Clinical Case #1—Degenerative Scoliosis

A 69-year-old woman presents with complaints of severe axial low back pain that radiates into her anterior thighs in conjunction with a curvature of her thoracolumbar spine. The patient had previously been treated in a Milwaukee brace for a diagnosis of adolescent idiopathic scoliosis until skeletal maturity but had never undergone a previous spinal procedure. She feels as if her symptoms and her deformity have been worsening despite multiple conservative treatments, including physical therapy, pain medications, and a series of spinal injections. Her past medical history is notable for osteoporosis and a 30 pack-year history of smoking.

Physical examination findings include obvious thoracic and lumbar prominences upon forward flexion with some tenderness to palpation at the apices of the curves. However, her shoulders and pelvis are essentially level. She exhibits normal motor and sensory function with no long tract signs. She also has no tension signs in her lower extremities.

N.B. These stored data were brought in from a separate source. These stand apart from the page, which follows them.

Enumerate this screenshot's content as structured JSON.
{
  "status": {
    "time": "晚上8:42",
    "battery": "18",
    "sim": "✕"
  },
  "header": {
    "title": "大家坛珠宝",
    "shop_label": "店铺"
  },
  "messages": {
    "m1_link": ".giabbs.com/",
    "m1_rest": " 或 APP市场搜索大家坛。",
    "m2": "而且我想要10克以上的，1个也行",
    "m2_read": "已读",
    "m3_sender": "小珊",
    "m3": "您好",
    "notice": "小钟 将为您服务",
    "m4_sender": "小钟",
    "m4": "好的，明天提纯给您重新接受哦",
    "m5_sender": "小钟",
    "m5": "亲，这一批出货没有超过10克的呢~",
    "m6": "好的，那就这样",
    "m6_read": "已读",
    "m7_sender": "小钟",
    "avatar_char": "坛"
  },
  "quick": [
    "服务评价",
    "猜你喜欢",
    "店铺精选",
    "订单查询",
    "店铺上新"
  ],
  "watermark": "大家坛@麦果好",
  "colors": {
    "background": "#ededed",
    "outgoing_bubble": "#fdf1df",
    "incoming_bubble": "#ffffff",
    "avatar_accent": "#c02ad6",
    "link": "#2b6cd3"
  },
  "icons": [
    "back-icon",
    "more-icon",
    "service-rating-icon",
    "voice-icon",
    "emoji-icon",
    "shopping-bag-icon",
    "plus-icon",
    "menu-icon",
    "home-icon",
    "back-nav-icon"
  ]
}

Posteroanterior and lateral scoliosis x-rays display a right thoracic curve from T5 to T11 and a left lumbar curve from T11 to L4, measuring 58 degrees and 67 degrees, respectively (Figure 62-1). However, her overall coronal and sagittal alignment appears to be reasonably balanced. These films demonstrate clear progression compared to previous radiographs acquired several years ago. Aside from her deformity, an MRI study of her entire spine reveals no intraspinal abnormalities or significant compression of the neural elements.